If you’ve been toying with the idea of freelancing, you’re not alone. Since the Great Recession, an increasing number of workers have been reluctant to dive headlong back into the corporate world. Freelancing is not by any means a new concept, but emerging technologies are putting a fresh spin on it. The most prominent of these being the concept of crowd-sourcing.
Crowd-sourcing began humbly enough, with sites like Kickstarter and Indiegogo emerging as platforms to secure funding for people’s pet projects and dreams. Since those humble beginnings, however, the concept has expanded greatly, and now encompasses a variety of industries. You can find everything from sites that rent common household tools at a fraction of what it would cost you to buy one of your own (handy, because in practice, most people use their tools less than ten hours a year), rent a spare room on-demand via sites like Air BnB, and then, of course, there’s Uber.
Of the various crowd-sourcing companies in the game, Uber stands out for a number of reasons, not the least of which is the fact that it’s the easiest approach to start making money. After all, not everyone owns their own home, or has a spare room to rent on Air BnB, but most people have a set of wheels and a bit of free time.
How Uber Works
One of the key selling points from the perspective of passengers is Uber’s ease of use. Transactions are cashless, with fare amounts being auto-deducted from the credit card the user keeps on file with Uber, and people requesting rides get ETA’s via the app, and a notification when the driver arrives.
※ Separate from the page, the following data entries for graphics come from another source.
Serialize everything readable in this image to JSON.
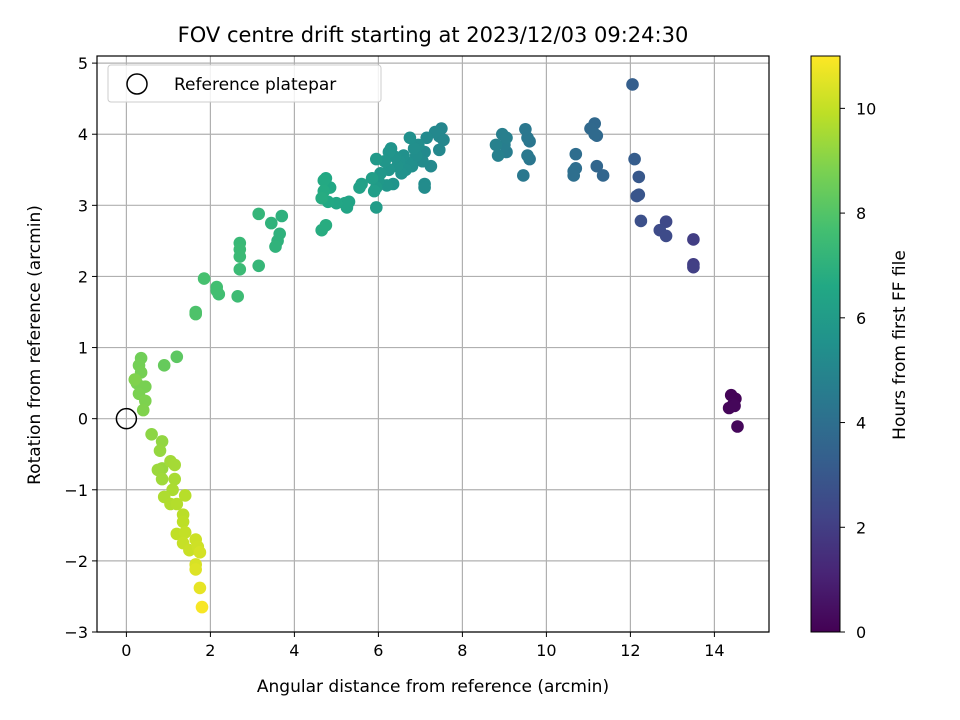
{
  "chart_data": {
    "type": "scatter",
    "title": "FOV centre drift starting at 2023/12/03 09:24:30",
    "xlabel": "Angular distance from reference (arcmin)",
    "ylabel": "Rotation from reference (arcmin)",
    "xlim": [
      -0.7,
      15.3
    ],
    "ylim": [
      -3.0,
      5.1
    ],
    "x_ticks": [
      0,
      2,
      4,
      6,
      8,
      10,
      12,
      14
    ],
    "y_ticks": [
      -3,
      -2,
      -1,
      0,
      1,
      2,
      3,
      4,
      5
    ],
    "x_tick_labels": [
      "0",
      "2",
      "4",
      "6",
      "8",
      "10",
      "12",
      "14"
    ],
    "y_tick_labels": [
      "−3",
      "−2",
      "−1",
      "0",
      "1",
      "2",
      "3",
      "4",
      "5"
    ],
    "grid": true,
    "colormap": "viridis",
    "colorbar": {
      "label": "Hours from first FF file",
      "range": [
        0,
        11
      ],
      "ticks": [
        0,
        2,
        4,
        6,
        8,
        10
      ],
      "tick_labels": [
        "0",
        "2",
        "4",
        "6",
        "8",
        "10"
      ]
    },
    "legend": {
      "position": "upper-left",
      "entries": [
        {
          "label": "Reference platepar",
          "marker": "open-circle",
          "color": "#000000"
        }
      ]
    },
    "reference_point": {
      "x": 0,
      "y": 0
    },
    "points": [
      {
        "x": 14.4,
        "y": 0.33,
        "c": 0.1
      },
      {
        "x": 14.5,
        "y": 0.28,
        "c": 0.1
      },
      {
        "x": 14.45,
        "y": 0.2,
        "c": 0.15
      },
      {
        "x": 14.35,
        "y": 0.15,
        "c": 0.15
      },
      {
        "x": 14.55,
        "y": -0.11,
        "c": 0.2
      },
      {
        "x": 14.48,
        "y": 0.18,
        "c": 0.2
      },
      {
        "x": 13.5,
        "y": 2.52,
        "c": 2.0
      },
      {
        "x": 13.5,
        "y": 2.17,
        "c": 2.0
      },
      {
        "x": 13.5,
        "y": 2.13,
        "c": 2.05
      },
      {
        "x": 12.85,
        "y": 2.77,
        "c": 2.4
      },
      {
        "x": 12.7,
        "y": 2.65,
        "c": 2.5
      },
      {
        "x": 12.85,
        "y": 2.57,
        "c": 2.5
      },
      {
        "x": 12.25,
        "y": 2.78,
        "c": 2.7
      },
      {
        "x": 12.15,
        "y": 3.13,
        "c": 2.9
      },
      {
        "x": 12.2,
        "y": 3.15,
        "c": 2.9
      },
      {
        "x": 12.2,
        "y": 3.4,
        "c": 3.0
      },
      {
        "x": 12.1,
        "y": 3.65,
        "c": 3.2
      },
      {
        "x": 12.05,
        "y": 4.7,
        "c": 3.3
      },
      {
        "x": 11.35,
        "y": 3.42,
        "c": 3.6
      },
      {
        "x": 11.2,
        "y": 3.55,
        "c": 3.6
      },
      {
        "x": 11.2,
        "y": 3.98,
        "c": 3.7
      },
      {
        "x": 11.15,
        "y": 4.15,
        "c": 3.7
      },
      {
        "x": 11.05,
        "y": 4.08,
        "c": 3.75
      },
      {
        "x": 11.15,
        "y": 4.0,
        "c": 3.8
      },
      {
        "x": 10.7,
        "y": 3.72,
        "c": 3.9
      },
      {
        "x": 10.7,
        "y": 3.52,
        "c": 3.95
      },
      {
        "x": 10.65,
        "y": 3.48,
        "c": 4.0
      },
      {
        "x": 10.65,
        "y": 3.42,
        "c": 4.0
      },
      {
        "x": 9.6,
        "y": 3.65,
        "c": 4.3
      },
      {
        "x": 9.6,
        "y": 3.9,
        "c": 4.3
      },
      {
        "x": 9.55,
        "y": 3.95,
        "c": 4.35
      },
      {
        "x": 9.5,
        "y": 4.07,
        "c": 4.35
      },
      {
        "x": 9.55,
        "y": 3.7,
        "c": 4.4
      },
      {
        "x": 9.45,
        "y": 3.42,
        "c": 4.4
      },
      {
        "x": 9.05,
        "y": 3.75,
        "c": 4.6
      },
      {
        "x": 9.0,
        "y": 3.85,
        "c": 4.65
      },
      {
        "x": 8.95,
        "y": 4.0,
        "c": 4.7
      },
      {
        "x": 9.05,
        "y": 3.95,
        "c": 4.7
      },
      {
        "x": 8.85,
        "y": 3.7,
        "c": 4.75
      },
      {
        "x": 8.8,
        "y": 3.85,
        "c": 4.8
      },
      {
        "x": 7.5,
        "y": 4.08,
        "c": 5.0
      },
      {
        "x": 7.45,
        "y": 3.97,
        "c": 5.05
      },
      {
        "x": 7.55,
        "y": 3.92,
        "c": 5.05
      },
      {
        "x": 7.35,
        "y": 4.03,
        "c": 5.1
      },
      {
        "x": 7.45,
        "y": 3.78,
        "c": 5.1
      },
      {
        "x": 7.25,
        "y": 3.55,
        "c": 5.15
      },
      {
        "x": 7.15,
        "y": 3.95,
        "c": 5.2
      },
      {
        "x": 7.1,
        "y": 3.75,
        "c": 5.2
      },
      {
        "x": 7.05,
        "y": 3.62,
        "c": 5.25
      },
      {
        "x": 7.1,
        "y": 3.3,
        "c": 5.3
      },
      {
        "x": 7.1,
        "y": 3.25,
        "c": 5.3
      },
      {
        "x": 6.95,
        "y": 3.85,
        "c": 5.35
      },
      {
        "x": 6.9,
        "y": 3.7,
        "c": 5.35
      },
      {
        "x": 6.85,
        "y": 3.8,
        "c": 5.4
      },
      {
        "x": 6.8,
        "y": 3.55,
        "c": 5.4
      },
      {
        "x": 6.75,
        "y": 3.95,
        "c": 5.45
      },
      {
        "x": 6.7,
        "y": 3.6,
        "c": 5.45
      },
      {
        "x": 6.65,
        "y": 3.5,
        "c": 5.5
      },
      {
        "x": 6.6,
        "y": 3.7,
        "c": 5.5
      },
      {
        "x": 6.55,
        "y": 3.45,
        "c": 5.55
      },
      {
        "x": 6.5,
        "y": 3.62,
        "c": 5.55
      },
      {
        "x": 6.45,
        "y": 3.55,
        "c": 5.6
      },
      {
        "x": 6.4,
        "y": 3.68,
        "c": 5.6
      },
      {
        "x": 6.35,
        "y": 3.3,
        "c": 5.65
      },
      {
        "x": 6.3,
        "y": 3.8,
        "c": 5.65
      },
      {
        "x": 6.25,
        "y": 3.75,
        "c": 5.7
      },
      {
        "x": 6.25,
        "y": 3.5,
        "c": 5.7
      },
      {
        "x": 6.2,
        "y": 3.28,
        "c": 5.75
      },
      {
        "x": 6.15,
        "y": 3.62,
        "c": 5.75
      },
      {
        "x": 6.05,
        "y": 3.45,
        "c": 5.8
      },
      {
        "x": 6.0,
        "y": 3.35,
        "c": 5.85
      },
      {
        "x": 5.95,
        "y": 3.65,
        "c": 5.9
      },
      {
        "x": 5.95,
        "y": 3.25,
        "c": 6.0
      },
      {
        "x": 5.95,
        "y": 2.97,
        "c": 6.05
      },
      {
        "x": 5.85,
        "y": 3.38,
        "c": 6.1
      },
      {
        "x": 5.9,
        "y": 3.2,
        "c": 6.1
      },
      {
        "x": 5.6,
        "y": 3.3,
        "c": 6.2
      },
      {
        "x": 5.55,
        "y": 3.25,
        "c": 6.25
      },
      {
        "x": 5.3,
        "y": 3.05,
        "c": 6.35
      },
      {
        "x": 5.25,
        "y": 2.97,
        "c": 6.4
      },
      {
        "x": 5.2,
        "y": 3.03,
        "c": 6.4
      },
      {
        "x": 5.0,
        "y": 3.03,
        "c": 6.5
      },
      {
        "x": 4.85,
        "y": 3.25,
        "c": 6.55
      },
      {
        "x": 4.8,
        "y": 3.05,
        "c": 6.6
      },
      {
        "x": 4.75,
        "y": 3.38,
        "c": 6.6
      },
      {
        "x": 4.7,
        "y": 3.35,
        "c": 6.65
      },
      {
        "x": 4.7,
        "y": 3.2,
        "c": 6.7
      },
      {
        "x": 4.65,
        "y": 3.1,
        "c": 6.75
      },
      {
        "x": 4.65,
        "y": 2.65,
        "c": 6.8
      },
      {
        "x": 4.75,
        "y": 2.72,
        "c": 6.8
      },
      {
        "x": 3.7,
        "y": 2.85,
        "c": 7.0
      },
      {
        "x": 3.65,
        "y": 2.6,
        "c": 7.05
      },
      {
        "x": 3.6,
        "y": 2.5,
        "c": 7.05
      },
      {
        "x": 3.55,
        "y": 2.42,
        "c": 7.1
      },
      {
        "x": 3.45,
        "y": 2.75,
        "c": 7.1
      },
      {
        "x": 3.15,
        "y": 2.88,
        "c": 7.2
      },
      {
        "x": 3.15,
        "y": 2.15,
        "c": 7.25
      },
      {
        "x": 2.7,
        "y": 2.47,
        "c": 7.35
      },
      {
        "x": 2.7,
        "y": 2.38,
        "c": 7.4
      },
      {
        "x": 2.7,
        "y": 2.28,
        "c": 7.4
      },
      {
        "x": 2.7,
        "y": 2.1,
        "c": 7.45
      },
      {
        "x": 2.65,
        "y": 1.72,
        "c": 7.5
      },
      {
        "x": 2.2,
        "y": 1.75,
        "c": 7.6
      },
      {
        "x": 2.15,
        "y": 1.85,
        "c": 7.65
      },
      {
        "x": 2.15,
        "y": 1.8,
        "c": 7.65
      },
      {
        "x": 1.85,
        "y": 1.97,
        "c": 7.75
      },
      {
        "x": 1.65,
        "y": 1.5,
        "c": 7.85
      },
      {
        "x": 1.65,
        "y": 1.47,
        "c": 7.9
      },
      {
        "x": 1.2,
        "y": 0.87,
        "c": 8.2
      },
      {
        "x": 0.9,
        "y": 0.75,
        "c": 8.4
      },
      {
        "x": 0.35,
        "y": 0.85,
        "c": 8.6
      },
      {
        "x": 0.3,
        "y": 0.75,
        "c": 8.65
      },
      {
        "x": 0.35,
        "y": 0.65,
        "c": 8.7
      },
      {
        "x": 0.45,
        "y": 0.45,
        "c": 8.75
      },
      {
        "x": 0.25,
        "y": 0.5,
        "c": 8.75
      },
      {
        "x": 0.3,
        "y": 0.35,
        "c": 8.8
      },
      {
        "x": 0.45,
        "y": 0.25,
        "c": 8.85
      },
      {
        "x": 0.4,
        "y": 0.12,
        "c": 8.9
      },
      {
        "x": 0.2,
        "y": 0.55,
        "c": 8.9
      },
      {
        "x": 0.6,
        "y": -0.22,
        "c": 9.1
      },
      {
        "x": 0.85,
        "y": -0.32,
        "c": 9.2
      },
      {
        "x": 0.8,
        "y": -0.45,
        "c": 9.25
      },
      {
        "x": 0.85,
        "y": -0.7,
        "c": 9.3
      },
      {
        "x": 0.75,
        "y": -0.72,
        "c": 9.35
      },
      {
        "x": 0.85,
        "y": -0.85,
        "c": 9.4
      },
      {
        "x": 1.05,
        "y": -0.6,
        "c": 9.45
      },
      {
        "x": 1.15,
        "y": -0.65,
        "c": 9.5
      },
      {
        "x": 1.15,
        "y": -0.85,
        "c": 9.55
      },
      {
        "x": 1.1,
        "y": -1.0,
        "c": 9.6
      },
      {
        "x": 0.9,
        "y": -1.1,
        "c": 9.65
      },
      {
        "x": 1.05,
        "y": -1.2,
        "c": 9.7
      },
      {
        "x": 1.2,
        "y": -1.2,
        "c": 9.75
      },
      {
        "x": 1.4,
        "y": -1.08,
        "c": 9.8
      },
      {
        "x": 1.35,
        "y": -1.35,
        "c": 9.85
      },
      {
        "x": 1.35,
        "y": -1.45,
        "c": 9.9
      },
      {
        "x": 1.2,
        "y": -1.62,
        "c": 9.95
      },
      {
        "x": 1.4,
        "y": -1.6,
        "c": 10.0
      },
      {
        "x": 1.35,
        "y": -1.75,
        "c": 10.05
      },
      {
        "x": 1.5,
        "y": -1.85,
        "c": 10.1
      },
      {
        "x": 1.65,
        "y": -1.7,
        "c": 10.15
      },
      {
        "x": 1.7,
        "y": -1.8,
        "c": 10.2
      },
      {
        "x": 1.75,
        "y": -1.88,
        "c": 10.3
      },
      {
        "x": 1.65,
        "y": -2.05,
        "c": 10.35
      },
      {
        "x": 1.65,
        "y": -2.12,
        "c": 10.45
      },
      {
        "x": 1.75,
        "y": -2.38,
        "c": 10.6
      },
      {
        "x": 1.8,
        "y": -2.65,
        "c": 10.9
      }
    ]
  }
}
From the perspective of the drivers, it’s also pretty simple to get started, with the main requirement being that you have an appropriate car. Generally, any car less than ten years old will do. The rest of Uber’s requirements are all things you’ve got anyway if you own a vehicle (a valid license, registration, and proof of insurance). When you want to work, you simply sign into the app as a driver, which signals your availability.
When a user requests a ride, a notification is sent to the driver closest to that user’s location, and he or she has the option of accepting or declining the fare. If that driver declines, the fare passes to another driver in the vicinity. You pick up the person requesting the ride, take them to wherever it is they’re going and collect your fare automatically when you get them to their destination. That, in its simplest form, is all there is to it, but of course, as the company has grown, it has branched out, expanding both its service offerings and its fare system.
For example, depending on the type of car you have, you can actually sign up for a number of different subsets of Uber services. UberX is for the budget conscious traveler (higher demand, but lower fares). The more upscale options like Uber Black or Uber SUV have tighter vehicle restrictions and offer higher fare rates, but see less demand overall. Pricing wise, Uber uses a custom algorithm so that drivers get a rate-surge during times of increasing demand.
Uber reports that on average, their drivers make an impressive $19.04 per hour, but of course, the exact rate varies widely, depending on what part of the country you actually live in. In any case, it stands as one of the easiest and best ways to break into the freelancing life to see if it’s for you.